Kohatu richtete sich wieder auf, mit dem Schwert in der Hand trat sie neben den Stuhl, auf dem Mahuika noch immer saß.

»Kohatu!« Mit aller Kraft drückte Torokaha sich zwischen den Umstehenden hindurch, drängte sich dem Blutgerüst entgegen. Sie war nie besonders kräftig gewesen, und die weinlastige Zeit im dritten Ring hatte nicht geholfen. Die Besitzlosen vor ihr dachten nicht daran, nur einen Fingerbreit zur Seite zu weichen. »Kohatu!«, schrie sie, so laut sie es vermochte. Sie sprang und winkte, die ersten Soldaten des Rings sahen zu ihr herüber. Sie würde nichts bewirken, flackerte die Erkenntnis in ihr auf, nur ihren eigenen Tod.

Kohatu hob das Richtschwert.

Um Torokaha herum zischten die Leute ihr Beleidigungen zu, erzürnt, vom Gipfelpunkt des Tages abgelenkt zu werden. »Kohatu!«, schrie sie, von einer dunklen Besessenheit gepackt. Sie würde ihrem Leben die Bedeutsamkeit verleihen, die es verdiente, zu jedwedem Preis.

Kohatu sah sie an. Neben ihr schwebte das Schwert, bereit zum tödlichen Schlag. »Nein!«, schrie Torokaha so laut, dass ihre Stimmbänder zerreißen wollten.

Wie ein Bote der Finsternis hing das Schwert über Mahuika.

»Ich bin es, Torokaha – warte!«

Trotz der Entfernung sah sie das Erkennen in Kohatus Augen aufflammen. Auch Mahuika drehte den Kopf, doch Torokaha konnte sie nicht beachten. »Tu es nicht!«, schrie sie stattdessen der Soldatin zu, die ihr Treue bis in den Tod geschworen hatte. »Kohatu, du ...«

Kohatu schwang das Schwert, die Klinge flog wie von selbst, eine Bewegung vollendeter Fechtkunst. So billig, wie eine Melone, die vom Karren eines Obsthändlers rollte, fiel Mahuikas Kopf. Der Rumpf kippte zur Seite, dann hielt die Armlehne des Richtstuhls ihn auf.

Ihr letztes Wort blieb Torokaha in der Kehle stecken, ihre Brust zog sich zusammen. Ihr Kopf dröhnte, als sei sie selbst getroffen. Verrat. Wieder. Sie wusste, dass Kohatu sie gesehen hatte. Hatte sie gesehen und sich abgewandt.
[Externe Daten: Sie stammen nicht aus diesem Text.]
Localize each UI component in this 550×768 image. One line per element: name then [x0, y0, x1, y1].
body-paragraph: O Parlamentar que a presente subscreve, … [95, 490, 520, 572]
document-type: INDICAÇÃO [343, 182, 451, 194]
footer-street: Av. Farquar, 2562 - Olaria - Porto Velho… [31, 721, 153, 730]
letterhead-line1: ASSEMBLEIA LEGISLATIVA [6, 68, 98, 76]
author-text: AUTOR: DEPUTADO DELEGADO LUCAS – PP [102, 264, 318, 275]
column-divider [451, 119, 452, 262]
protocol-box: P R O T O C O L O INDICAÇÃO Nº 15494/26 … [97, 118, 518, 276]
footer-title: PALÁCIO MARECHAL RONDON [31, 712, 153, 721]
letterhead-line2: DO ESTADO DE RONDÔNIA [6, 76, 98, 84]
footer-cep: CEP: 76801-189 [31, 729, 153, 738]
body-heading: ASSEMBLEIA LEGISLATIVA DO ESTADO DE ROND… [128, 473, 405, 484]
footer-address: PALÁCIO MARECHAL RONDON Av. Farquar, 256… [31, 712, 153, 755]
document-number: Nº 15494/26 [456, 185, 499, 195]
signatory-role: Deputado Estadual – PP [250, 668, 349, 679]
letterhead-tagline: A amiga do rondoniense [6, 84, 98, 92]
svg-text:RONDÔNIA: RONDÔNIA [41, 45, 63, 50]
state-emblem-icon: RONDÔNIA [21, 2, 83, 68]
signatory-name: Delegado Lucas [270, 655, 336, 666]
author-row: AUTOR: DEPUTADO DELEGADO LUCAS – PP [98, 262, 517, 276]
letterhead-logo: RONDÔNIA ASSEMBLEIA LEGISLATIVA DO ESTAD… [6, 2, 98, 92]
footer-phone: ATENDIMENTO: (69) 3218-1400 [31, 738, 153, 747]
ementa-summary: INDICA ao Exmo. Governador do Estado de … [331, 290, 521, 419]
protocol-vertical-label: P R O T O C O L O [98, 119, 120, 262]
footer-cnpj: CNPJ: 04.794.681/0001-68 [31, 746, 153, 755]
Die Welt war finster, und keine Göttin konnte hell genug strahlen, dass sie licht werden würde. Soldaten lösten sich aus dem Ring, näherten sich. Torokaha wich zurück, mehr Instinkt als bewusste Entscheidung, wand sich zwischen Feldarbeitern und Handwerkerinnen hindurch, harmlosen Menschen mit Hoffnung. Ohne sich umzusehen, ohne zu wissen, ob die Soldaten sie noch verfolgten, erreichte sie die Straße, die zum ersten Tor führte. Hier war bereits viel Bewegung, die Pflichten des Alltags erledigten sich nicht von allein, Essen mussten geschürt, Seile gedreht, Marktstände aufgebaut werden. Alltag – Torokaha hatte nie einen gehabt, und sie würde nie einen haben. Sie ging, doch sie wusste nicht, wohin. Überrascht merkte sie, dass sie vor der Hütte von Kohatus Mutter stand. Sie klopfte, niemand öffnete. Sie hatte keinen Schlüssel. Hier konnte sie nicht bleiben. Weder hier noch irgendwo sonst in Ranui gab es noch einen Platz für sie. Sie musste fort, so, wie sie es von Anfang an vorgehabt hatte. Wäre sie doch gleich gegangen, hätte sie sich doch von Kohatus Warnungen nicht aufhalten lassen. Sie trug nichts am Leibe als ein grobes Kleid und einen leeren Weinschlauch. Wie weit käme sie damit? Spielte es eine Rolle? Sie würde solange wandern, bis ihre Beine versagten. An Ort und Stelle würde sie sich schlafen legen, und wenn sie nicht wieder aufwachen sollte, so wäre es gut.

Wenn man die Finsternis bereits geschaut hatte, verlor der Tod seinen Schrecken.